The Saudi Arabian business mission to India led by the new Commerce and Industry Minister Tawfiq Al-Rabiah has proved a great success with both sides speaking of the enormous potential, in terms of boosted business between the two countries.
This turnaround is a direct consequence of New Delhi’s decision, in the days leading up to the mission’s arrival, to lift a controversial punitive duty on part of our petrochemical exports.Trade spats are rarely productive. In November 2010, India imposed a 6.5-percent duty on polypropylene supplies from Saudi Arabia on the grounds that the Kingdom was dumping the product at uncommercial prices. The result was a cooling in bilateral trade relations that did neither country any good.
Thankfully, this issue is now in the past and both sides can get on with the serious business of doing business. Each has much to offer the other. The Kingdom is in a position to bring India both investment capital and oil and petrochemical products. As it is, India already imports fully 23 percent of its crude oil from Saudi Arabia.India for its part has the potential to become a key supplier of technology and know-how. As its companies expand internationally, there is a hunger for new commercial opportunities. These the Kingdom can supply in abundance.
From a balance of trade point of view, it never made sense for New Delhi to inhibit commercial relations. Two-way trade between our countries totaled $25.62 billion in 2010/11, of which the lion’s share, $20.38 billion, accrued to the Kingdom. India’s exports to us were a mere $5.22 billion. That is not, however, the whole story. There are two million Indians living and working in Saudi Arabia. Their remittances back home make a considerable contribution to India’s foreign currency flows. Indeed, one of the issues addressed during the Saudi trade mission has been a relaxation and streamlining of visa procedures, to encourage easier movement between the two countries. The Indians are, for instance, keen to attract more Saudi tourists as well as businessmen.
There are currently some 50 Saudi companies that have made investments in India; they total some $230 million. Yet oddly perhaps, given the Kingdom’s available investment capital, so far it is Indian companies that have made a greater investment in our economy. Thus there are 230 Indian companies active here which have invested a total of some $1.2 billion.
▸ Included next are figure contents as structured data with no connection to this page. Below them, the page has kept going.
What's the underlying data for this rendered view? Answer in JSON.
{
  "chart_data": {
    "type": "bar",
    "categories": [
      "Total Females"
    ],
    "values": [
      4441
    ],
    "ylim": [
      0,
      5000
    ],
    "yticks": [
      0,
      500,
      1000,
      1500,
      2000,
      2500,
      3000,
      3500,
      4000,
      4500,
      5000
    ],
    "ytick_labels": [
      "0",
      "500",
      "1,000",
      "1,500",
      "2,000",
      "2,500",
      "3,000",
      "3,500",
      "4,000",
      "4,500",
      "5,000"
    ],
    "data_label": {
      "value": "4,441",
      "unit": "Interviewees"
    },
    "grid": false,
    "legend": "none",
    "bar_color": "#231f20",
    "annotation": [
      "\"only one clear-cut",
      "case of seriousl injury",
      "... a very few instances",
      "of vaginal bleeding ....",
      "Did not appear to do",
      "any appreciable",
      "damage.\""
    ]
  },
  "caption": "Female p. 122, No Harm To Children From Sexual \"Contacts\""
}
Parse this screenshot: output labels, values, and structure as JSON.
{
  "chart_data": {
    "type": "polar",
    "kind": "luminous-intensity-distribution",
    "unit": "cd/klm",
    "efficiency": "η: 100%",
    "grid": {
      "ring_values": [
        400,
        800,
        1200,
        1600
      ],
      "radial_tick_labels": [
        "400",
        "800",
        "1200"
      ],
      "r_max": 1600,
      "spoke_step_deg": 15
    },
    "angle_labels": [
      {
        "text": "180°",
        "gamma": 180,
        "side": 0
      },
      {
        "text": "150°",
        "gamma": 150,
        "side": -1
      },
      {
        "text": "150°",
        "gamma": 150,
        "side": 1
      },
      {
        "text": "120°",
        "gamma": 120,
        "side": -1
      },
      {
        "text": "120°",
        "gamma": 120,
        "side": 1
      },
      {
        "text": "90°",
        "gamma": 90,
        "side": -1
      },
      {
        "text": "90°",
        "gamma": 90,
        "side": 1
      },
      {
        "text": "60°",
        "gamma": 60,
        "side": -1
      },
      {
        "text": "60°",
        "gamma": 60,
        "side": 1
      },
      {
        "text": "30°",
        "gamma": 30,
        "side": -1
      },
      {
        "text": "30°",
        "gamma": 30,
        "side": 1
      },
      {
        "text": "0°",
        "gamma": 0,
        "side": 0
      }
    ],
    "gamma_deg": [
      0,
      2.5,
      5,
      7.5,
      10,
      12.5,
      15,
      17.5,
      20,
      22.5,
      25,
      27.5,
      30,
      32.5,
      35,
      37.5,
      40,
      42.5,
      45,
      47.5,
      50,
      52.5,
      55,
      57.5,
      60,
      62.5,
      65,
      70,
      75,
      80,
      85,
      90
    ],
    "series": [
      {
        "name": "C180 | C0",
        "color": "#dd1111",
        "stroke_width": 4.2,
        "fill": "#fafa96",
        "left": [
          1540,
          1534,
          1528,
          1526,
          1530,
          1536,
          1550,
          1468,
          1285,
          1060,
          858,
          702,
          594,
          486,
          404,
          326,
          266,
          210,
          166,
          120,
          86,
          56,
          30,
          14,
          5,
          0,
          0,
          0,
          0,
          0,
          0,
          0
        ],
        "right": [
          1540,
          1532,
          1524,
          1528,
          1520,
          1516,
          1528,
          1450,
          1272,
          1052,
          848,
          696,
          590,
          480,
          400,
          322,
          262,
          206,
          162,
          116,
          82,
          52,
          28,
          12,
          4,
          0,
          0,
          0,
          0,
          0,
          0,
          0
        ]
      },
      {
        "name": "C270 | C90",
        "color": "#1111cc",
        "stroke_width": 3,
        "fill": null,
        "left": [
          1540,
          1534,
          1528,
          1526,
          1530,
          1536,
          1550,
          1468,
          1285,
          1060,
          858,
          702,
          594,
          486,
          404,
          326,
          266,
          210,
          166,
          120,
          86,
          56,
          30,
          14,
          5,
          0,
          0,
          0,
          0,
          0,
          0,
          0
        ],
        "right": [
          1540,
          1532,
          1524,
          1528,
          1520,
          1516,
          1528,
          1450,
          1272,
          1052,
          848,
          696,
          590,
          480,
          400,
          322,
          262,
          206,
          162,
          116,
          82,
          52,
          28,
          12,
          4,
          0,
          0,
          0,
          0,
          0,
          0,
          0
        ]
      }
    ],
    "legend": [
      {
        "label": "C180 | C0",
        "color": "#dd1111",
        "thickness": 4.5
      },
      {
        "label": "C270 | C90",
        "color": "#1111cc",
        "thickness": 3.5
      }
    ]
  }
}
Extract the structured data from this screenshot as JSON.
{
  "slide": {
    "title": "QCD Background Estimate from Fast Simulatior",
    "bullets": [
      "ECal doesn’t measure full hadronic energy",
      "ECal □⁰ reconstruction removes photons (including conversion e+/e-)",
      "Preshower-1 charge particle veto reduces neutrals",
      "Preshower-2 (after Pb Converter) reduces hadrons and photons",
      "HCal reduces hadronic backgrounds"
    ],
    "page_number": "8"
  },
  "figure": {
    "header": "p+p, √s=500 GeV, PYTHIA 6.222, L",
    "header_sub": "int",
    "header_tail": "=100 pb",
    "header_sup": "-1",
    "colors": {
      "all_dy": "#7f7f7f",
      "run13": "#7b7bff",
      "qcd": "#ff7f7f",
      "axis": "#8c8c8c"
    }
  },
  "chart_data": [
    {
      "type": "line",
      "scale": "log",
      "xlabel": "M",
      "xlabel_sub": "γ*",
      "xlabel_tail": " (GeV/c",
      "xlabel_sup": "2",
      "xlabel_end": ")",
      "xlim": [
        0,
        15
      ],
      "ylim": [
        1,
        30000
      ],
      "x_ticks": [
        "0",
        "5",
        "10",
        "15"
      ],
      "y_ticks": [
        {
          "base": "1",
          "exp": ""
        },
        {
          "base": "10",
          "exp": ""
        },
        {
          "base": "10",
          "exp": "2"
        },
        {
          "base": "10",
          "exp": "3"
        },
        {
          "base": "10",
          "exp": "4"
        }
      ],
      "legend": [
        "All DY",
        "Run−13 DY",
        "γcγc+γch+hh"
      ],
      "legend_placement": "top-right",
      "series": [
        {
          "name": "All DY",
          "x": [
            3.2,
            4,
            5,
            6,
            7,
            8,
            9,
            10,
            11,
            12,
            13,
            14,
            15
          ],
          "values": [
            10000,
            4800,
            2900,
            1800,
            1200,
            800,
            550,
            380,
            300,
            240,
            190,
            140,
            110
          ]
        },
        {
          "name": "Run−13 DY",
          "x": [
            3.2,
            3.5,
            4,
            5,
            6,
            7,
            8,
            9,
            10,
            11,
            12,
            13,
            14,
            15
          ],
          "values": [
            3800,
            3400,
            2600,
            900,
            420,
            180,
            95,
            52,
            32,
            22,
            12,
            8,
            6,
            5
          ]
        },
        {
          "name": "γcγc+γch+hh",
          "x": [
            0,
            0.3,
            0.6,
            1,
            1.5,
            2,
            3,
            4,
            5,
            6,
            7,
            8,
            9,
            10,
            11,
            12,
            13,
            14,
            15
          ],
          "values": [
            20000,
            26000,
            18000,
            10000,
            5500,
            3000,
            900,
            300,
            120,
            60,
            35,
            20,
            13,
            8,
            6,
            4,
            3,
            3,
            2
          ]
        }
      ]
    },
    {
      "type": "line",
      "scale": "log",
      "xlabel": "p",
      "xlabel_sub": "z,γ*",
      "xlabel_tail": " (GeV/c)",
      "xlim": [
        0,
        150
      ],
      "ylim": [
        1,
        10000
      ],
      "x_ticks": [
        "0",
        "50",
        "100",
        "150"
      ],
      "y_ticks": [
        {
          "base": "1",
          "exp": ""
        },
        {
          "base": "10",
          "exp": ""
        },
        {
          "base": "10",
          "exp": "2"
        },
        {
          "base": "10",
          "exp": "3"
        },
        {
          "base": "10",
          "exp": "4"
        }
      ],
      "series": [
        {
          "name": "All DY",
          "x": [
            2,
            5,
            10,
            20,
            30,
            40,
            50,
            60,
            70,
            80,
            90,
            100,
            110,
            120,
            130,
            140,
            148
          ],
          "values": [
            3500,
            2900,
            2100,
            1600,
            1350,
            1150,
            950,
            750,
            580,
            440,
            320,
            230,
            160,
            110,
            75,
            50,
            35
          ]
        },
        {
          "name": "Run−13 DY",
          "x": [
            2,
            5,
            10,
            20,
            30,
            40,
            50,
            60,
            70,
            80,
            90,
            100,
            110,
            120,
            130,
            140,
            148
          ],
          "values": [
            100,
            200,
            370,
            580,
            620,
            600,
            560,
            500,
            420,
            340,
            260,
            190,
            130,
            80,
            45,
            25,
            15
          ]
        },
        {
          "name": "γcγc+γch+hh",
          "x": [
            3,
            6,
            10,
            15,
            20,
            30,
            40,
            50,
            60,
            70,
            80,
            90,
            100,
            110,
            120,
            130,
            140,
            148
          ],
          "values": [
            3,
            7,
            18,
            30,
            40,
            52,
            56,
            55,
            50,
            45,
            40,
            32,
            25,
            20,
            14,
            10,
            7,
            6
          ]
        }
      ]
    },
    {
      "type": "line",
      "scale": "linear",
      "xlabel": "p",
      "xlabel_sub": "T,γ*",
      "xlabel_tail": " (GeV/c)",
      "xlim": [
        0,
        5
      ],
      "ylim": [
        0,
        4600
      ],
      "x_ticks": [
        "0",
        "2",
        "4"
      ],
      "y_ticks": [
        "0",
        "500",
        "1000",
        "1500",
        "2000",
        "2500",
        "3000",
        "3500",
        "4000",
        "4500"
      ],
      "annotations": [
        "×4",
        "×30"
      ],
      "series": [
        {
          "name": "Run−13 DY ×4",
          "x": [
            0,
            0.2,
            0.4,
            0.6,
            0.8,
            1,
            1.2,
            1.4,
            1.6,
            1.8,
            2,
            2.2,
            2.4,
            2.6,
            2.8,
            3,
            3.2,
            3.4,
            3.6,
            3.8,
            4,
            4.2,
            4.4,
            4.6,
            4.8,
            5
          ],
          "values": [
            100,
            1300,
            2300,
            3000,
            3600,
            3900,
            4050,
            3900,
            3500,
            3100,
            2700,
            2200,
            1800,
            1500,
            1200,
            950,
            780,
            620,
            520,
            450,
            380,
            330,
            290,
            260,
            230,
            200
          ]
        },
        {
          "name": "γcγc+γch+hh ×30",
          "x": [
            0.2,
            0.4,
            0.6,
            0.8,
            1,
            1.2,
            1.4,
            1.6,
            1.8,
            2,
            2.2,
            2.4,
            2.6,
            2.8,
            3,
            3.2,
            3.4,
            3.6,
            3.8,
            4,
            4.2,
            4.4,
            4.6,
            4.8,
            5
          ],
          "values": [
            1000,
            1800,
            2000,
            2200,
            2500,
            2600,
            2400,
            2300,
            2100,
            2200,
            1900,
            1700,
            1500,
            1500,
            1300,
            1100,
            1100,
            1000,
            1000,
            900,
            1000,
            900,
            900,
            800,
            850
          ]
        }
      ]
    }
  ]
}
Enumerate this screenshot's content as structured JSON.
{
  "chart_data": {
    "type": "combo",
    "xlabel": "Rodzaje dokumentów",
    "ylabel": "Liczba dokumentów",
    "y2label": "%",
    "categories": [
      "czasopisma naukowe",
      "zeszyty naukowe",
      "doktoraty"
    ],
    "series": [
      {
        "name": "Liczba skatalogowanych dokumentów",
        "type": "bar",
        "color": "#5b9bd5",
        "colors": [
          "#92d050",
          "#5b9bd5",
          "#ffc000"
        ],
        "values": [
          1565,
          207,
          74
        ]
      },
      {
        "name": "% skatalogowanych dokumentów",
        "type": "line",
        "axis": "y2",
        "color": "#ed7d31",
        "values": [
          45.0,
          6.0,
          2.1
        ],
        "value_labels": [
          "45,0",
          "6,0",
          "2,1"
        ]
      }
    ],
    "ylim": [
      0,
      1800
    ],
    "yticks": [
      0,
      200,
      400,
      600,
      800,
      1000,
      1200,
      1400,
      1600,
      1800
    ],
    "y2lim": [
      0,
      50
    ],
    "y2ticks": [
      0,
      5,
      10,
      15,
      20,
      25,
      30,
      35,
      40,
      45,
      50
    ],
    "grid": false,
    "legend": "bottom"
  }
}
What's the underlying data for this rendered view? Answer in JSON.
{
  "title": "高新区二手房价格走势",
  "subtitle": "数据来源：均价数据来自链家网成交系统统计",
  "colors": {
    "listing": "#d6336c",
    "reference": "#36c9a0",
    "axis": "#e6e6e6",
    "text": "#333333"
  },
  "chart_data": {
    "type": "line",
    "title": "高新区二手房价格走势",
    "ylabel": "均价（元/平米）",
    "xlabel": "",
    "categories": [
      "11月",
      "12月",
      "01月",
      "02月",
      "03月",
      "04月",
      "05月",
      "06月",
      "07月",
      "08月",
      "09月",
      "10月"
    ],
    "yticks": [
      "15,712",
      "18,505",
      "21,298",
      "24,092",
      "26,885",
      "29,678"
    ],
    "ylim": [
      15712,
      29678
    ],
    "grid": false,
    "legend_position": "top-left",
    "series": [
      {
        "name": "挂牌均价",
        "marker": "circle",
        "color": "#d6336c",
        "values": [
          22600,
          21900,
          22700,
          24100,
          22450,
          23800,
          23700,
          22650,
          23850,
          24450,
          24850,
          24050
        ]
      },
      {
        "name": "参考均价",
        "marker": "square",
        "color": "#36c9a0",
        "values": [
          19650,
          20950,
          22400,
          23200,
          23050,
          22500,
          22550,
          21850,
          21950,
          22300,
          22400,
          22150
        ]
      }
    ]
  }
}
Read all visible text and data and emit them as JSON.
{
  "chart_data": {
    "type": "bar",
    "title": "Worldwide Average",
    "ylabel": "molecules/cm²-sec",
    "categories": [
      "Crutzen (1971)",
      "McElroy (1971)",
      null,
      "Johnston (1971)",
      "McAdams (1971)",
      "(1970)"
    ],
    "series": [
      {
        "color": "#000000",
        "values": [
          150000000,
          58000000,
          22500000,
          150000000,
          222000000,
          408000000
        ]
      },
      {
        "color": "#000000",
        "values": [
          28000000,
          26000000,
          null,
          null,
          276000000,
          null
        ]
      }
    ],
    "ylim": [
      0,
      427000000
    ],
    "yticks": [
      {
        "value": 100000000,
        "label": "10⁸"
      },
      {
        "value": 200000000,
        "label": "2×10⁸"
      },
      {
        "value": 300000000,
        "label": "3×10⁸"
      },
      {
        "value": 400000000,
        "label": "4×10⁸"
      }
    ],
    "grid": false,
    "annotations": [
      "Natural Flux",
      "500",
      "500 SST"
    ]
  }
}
The hard truth is that India needs foreign investment and the Kingdom provides an attractive, politically neutral source, as well as a highly alluring market. It may have been no coincidence that as the Saudi mission began its work in India, New Delhi announced the end of a ban on direct foreign investment in the country’s stock market. India’s economic miracle is real enough, but it is in danger of stalling as the government of Prime Minister Manmohan Singh struggles to implement long-overdue economic reforms. Without the necessary restructuring, India will not attract the long-term direct and indirect investments that can lift its economy to the next powerful level.
As the collapse last month of legislation permitting foreign retailers to enter the Indian market demonstrated, there will be little chance of crucial international investment flows in a country that is still protectionist. Worse, many leading Indian companies are turning their backs on their domestic market in favor of easier and more profitable investments overseas.India still has a lot of work to do to capitalize on the commercial genius that has been released in the country in the last 25 years. Saudi Arabia is now in a position to play a potentially significant role by boosting bilateral trade.
Six years ago this month Custodian of the Two Holy Mosques King Abdullah opened the doors to a new and potentially exciting political, economic and energy relationship with India during his state visit as guest-of-honor for the country’s Republic Day celebrations. The “Delhi Declaration” signed during the visit indeed saw significant growth in bilateral trade over the next four years. Relations were further boosted when, at the end of February 2010, Manmohan Singh made the first visit to the Kingdom by an Indian prime minister in 28 years. Unfortunately, the goodwill generated by that visit was impeded by the polypropylene row later that year.Now hopefully our relations are back on an even keel and a mutually profitable course.